Cuanto más cerrado es el entorno, quién lo duda, más se abre el abanico del
adulterio y la traición. Y en Xiblón, y en las innumerables parroquias, los
matrimonios no solo se basan en el amor, sino en conveniencias e intereses
económicos. Todo ello es motor de insatisfacción, nos lo atestiguan los de ca
Merín y los de ca Xuanón, Lala de la Riva, Lena y Mina y Paco y Lolo y D.
José, un vecindario que trabaja la tierra, cuida de las bestias, riñe, se acusa,
llora, enzarzado en una enfermiza rutina que se rompe con esas tan frecuentes
aventuras extraconyugales.
En Xiblón, una aldea de trece casas, lo ficticio se mezcla con lo mitológico, la
superstición con la fe, lo humano con lo sobrenatural. De ello nos da buena
cuenta Esther García López, consciente de que folclore y mitología son
valiosos contenedores de verdades universales, espejo de creencias y miedos,
deseos y valores. Apego, sacrificio, moralidad, negligencia y maltrato son la
consecuencia de una actuación impulsiva en todas las culturas.

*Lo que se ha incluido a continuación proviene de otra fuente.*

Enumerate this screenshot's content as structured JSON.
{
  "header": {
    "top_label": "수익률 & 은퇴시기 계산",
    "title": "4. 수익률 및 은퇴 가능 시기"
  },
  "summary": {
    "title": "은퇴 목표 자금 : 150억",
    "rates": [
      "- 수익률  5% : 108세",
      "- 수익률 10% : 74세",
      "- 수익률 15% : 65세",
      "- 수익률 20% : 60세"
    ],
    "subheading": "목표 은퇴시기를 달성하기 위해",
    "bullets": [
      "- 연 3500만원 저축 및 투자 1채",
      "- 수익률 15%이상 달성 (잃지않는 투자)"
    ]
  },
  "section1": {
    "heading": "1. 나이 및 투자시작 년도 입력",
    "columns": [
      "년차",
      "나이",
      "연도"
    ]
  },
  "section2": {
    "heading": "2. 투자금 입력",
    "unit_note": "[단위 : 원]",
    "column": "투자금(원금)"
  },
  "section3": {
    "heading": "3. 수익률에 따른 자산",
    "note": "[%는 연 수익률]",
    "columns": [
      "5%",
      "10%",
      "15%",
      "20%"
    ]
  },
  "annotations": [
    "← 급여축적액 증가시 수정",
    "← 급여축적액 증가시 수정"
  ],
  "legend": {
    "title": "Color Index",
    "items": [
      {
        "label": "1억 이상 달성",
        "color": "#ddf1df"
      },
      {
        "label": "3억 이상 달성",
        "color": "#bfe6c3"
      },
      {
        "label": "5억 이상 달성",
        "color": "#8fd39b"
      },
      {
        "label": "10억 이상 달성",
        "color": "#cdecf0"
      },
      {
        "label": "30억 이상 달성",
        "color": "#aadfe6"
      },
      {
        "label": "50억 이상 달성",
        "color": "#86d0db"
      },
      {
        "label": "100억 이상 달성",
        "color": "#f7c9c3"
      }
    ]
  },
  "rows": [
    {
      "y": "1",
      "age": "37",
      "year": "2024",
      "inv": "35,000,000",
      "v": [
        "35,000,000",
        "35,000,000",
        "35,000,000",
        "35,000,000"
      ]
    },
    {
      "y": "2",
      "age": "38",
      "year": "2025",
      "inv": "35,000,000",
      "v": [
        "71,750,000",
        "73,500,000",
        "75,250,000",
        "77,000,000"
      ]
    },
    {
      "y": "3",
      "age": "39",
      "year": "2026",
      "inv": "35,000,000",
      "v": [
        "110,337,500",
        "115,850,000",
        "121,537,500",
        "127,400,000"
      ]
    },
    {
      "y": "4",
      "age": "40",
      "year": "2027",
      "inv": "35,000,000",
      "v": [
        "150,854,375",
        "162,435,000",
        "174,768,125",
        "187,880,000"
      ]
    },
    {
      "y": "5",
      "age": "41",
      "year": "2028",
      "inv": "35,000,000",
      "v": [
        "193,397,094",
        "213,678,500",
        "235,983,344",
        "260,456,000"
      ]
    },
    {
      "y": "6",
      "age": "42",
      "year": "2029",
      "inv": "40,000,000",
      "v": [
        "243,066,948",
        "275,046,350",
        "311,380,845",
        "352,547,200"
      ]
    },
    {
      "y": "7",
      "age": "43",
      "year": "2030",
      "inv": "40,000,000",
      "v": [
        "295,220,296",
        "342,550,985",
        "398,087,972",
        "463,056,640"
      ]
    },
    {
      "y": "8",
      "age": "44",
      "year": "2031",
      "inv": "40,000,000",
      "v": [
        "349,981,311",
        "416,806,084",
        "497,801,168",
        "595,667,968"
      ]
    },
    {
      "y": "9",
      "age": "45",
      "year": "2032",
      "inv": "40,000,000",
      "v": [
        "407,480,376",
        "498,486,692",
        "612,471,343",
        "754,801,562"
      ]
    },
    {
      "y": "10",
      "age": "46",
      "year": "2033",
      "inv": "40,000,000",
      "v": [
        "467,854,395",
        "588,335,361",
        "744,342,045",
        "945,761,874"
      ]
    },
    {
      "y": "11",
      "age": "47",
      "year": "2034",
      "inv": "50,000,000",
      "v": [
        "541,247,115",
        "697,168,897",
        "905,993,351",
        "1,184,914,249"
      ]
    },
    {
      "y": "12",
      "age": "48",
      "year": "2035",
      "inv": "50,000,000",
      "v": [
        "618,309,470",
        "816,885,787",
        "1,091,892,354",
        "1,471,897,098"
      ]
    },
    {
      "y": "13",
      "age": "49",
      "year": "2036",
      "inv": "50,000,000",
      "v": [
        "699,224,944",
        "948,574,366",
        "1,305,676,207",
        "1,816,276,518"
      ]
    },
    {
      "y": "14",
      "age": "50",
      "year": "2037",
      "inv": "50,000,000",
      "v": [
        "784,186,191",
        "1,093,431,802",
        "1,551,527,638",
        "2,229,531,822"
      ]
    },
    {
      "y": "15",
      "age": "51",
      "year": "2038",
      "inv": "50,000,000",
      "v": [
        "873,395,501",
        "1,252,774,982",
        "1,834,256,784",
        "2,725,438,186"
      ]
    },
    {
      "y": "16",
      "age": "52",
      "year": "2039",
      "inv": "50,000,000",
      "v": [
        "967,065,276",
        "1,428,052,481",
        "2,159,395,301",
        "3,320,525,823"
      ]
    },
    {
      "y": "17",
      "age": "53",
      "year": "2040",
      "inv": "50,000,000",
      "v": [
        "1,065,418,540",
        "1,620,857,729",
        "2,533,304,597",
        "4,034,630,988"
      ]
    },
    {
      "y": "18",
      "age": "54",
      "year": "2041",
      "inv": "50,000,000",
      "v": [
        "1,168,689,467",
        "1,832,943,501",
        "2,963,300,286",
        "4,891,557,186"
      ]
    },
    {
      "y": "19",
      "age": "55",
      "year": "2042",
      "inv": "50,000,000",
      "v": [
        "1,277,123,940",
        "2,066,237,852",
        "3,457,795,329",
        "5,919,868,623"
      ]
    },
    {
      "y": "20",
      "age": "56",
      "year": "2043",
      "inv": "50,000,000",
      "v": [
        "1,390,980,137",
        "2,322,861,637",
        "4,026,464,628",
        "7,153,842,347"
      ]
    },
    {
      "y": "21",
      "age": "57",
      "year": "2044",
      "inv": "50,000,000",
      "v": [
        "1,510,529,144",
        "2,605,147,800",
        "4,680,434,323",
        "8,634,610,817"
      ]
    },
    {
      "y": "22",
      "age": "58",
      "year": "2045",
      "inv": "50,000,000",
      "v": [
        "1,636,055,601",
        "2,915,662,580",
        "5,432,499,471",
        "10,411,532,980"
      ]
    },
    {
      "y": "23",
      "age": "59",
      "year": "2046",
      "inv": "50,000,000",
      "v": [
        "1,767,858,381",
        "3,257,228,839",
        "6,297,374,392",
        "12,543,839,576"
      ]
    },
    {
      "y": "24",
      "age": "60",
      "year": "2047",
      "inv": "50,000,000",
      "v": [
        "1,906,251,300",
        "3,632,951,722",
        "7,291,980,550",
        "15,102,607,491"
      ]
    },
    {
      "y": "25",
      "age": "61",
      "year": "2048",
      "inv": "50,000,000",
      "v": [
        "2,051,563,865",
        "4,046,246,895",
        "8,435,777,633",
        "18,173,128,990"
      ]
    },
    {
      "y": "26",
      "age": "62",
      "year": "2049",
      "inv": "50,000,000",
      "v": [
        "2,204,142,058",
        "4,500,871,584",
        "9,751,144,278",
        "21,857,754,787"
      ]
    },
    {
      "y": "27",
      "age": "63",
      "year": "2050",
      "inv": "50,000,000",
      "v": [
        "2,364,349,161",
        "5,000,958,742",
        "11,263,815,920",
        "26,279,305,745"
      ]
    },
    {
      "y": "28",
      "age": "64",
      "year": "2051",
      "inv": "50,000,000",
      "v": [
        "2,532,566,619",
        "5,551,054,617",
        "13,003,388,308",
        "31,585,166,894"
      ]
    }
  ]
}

Abundan las escenas en Menudu Putiferiu protagonizadas por espíritus y
diaños, por visiones y leyendas que se transmiten de boca en boca, sea en
velorios o en sextaferias, y que tocan puntos emocionales profundos,
mostrándonos cómo estamos conectados por experiencias comunes. Los
episodios de esta novela, triviales tal vez a primera vista, abordan, sin duda,
cuestiones mucho más transcendentales: la confianza, la lealtad, el respeto, la
identidad… Pero también, con la magia, el drama o la farsa, se nos recuerda
que el poder de la transformación y el cambio está en nuestras manos. La
actitud de estos nombres -Pacho, Florina, Lías, Tresa, D. Pascual…- nos
muestra los que somos y lo que, en determinadas circunstancias, llegamos a
ser, tanto para bien como para mal, lo mejor o lo peor. Son ejemplo de
conflictos que vienen de muy atrás y nunca dejarán de aleccionarnos.
Por otra parte, G. López conoce bien el registro de cuantos platican y profieren
todo tipo de improperios. Descubrirá el lector un amplio repertorio de tacos,
insultos que demarcan el territorio donde discurre la novela, al tiempo que
denotan carácter y defensa verbal. Sonarán fuertes o agresivos, irrespetuosos
o vulgares pero, en cualquier caso, refuerzan diálogos y mensajes sin restar
credibilidad y sirven de guiño de camaradería o de recurso para delimitar
territorio en una conversación. Esther conoce el alcance del lenguaje, sus
expresiones denotan agresividad o desprecio, cercanía o complicidad,
fortalecen lazos y aligeran tensiones. Todo depende del contexto y Xiblón es
un registro de historia, cultura y lengua viva y dialecto.
Estamos, en definitiva, ante un estudio que da noticia de usanzas y valores,
que enfatiza la relación entre el ser humano y la naturaleza, que tanto
denuncia, con sarcasmo y humorada, la cobardía ante muchos
comportamientos, como la valentía de cuantos se las arreglan para sobrevivir a
duras penas, para sobrellevar las penas (o penes) duras. Caracterizan a la
obra estampas costumbristas y tipos caricaturescos -curas, médicos, suegras
mandonas, amos picarones- que desvelan la brutalidad y las miserias de las
zonas más abandonadas y la hipocresía del, hasta hoy, aireado honor rural;
desenmascaran la falsa moral de los que critican y hacen lo mismo.
Y no hay tabú ni rodeos: follar es lo que es; zorrear, de lo más común; a la
promiscuidad, puterío; al puterío, jodienda. Tras unas cenizas, un polvo. Y
punto. ¿Para qué más patrañas? Y de unas tetas, lo más codiciado, semana
tras semana en Xiblón, a una buena cuquina. Alegría al cuerpo y al mundo. De
lunes a sábado, en Xiblón, todo son domingas.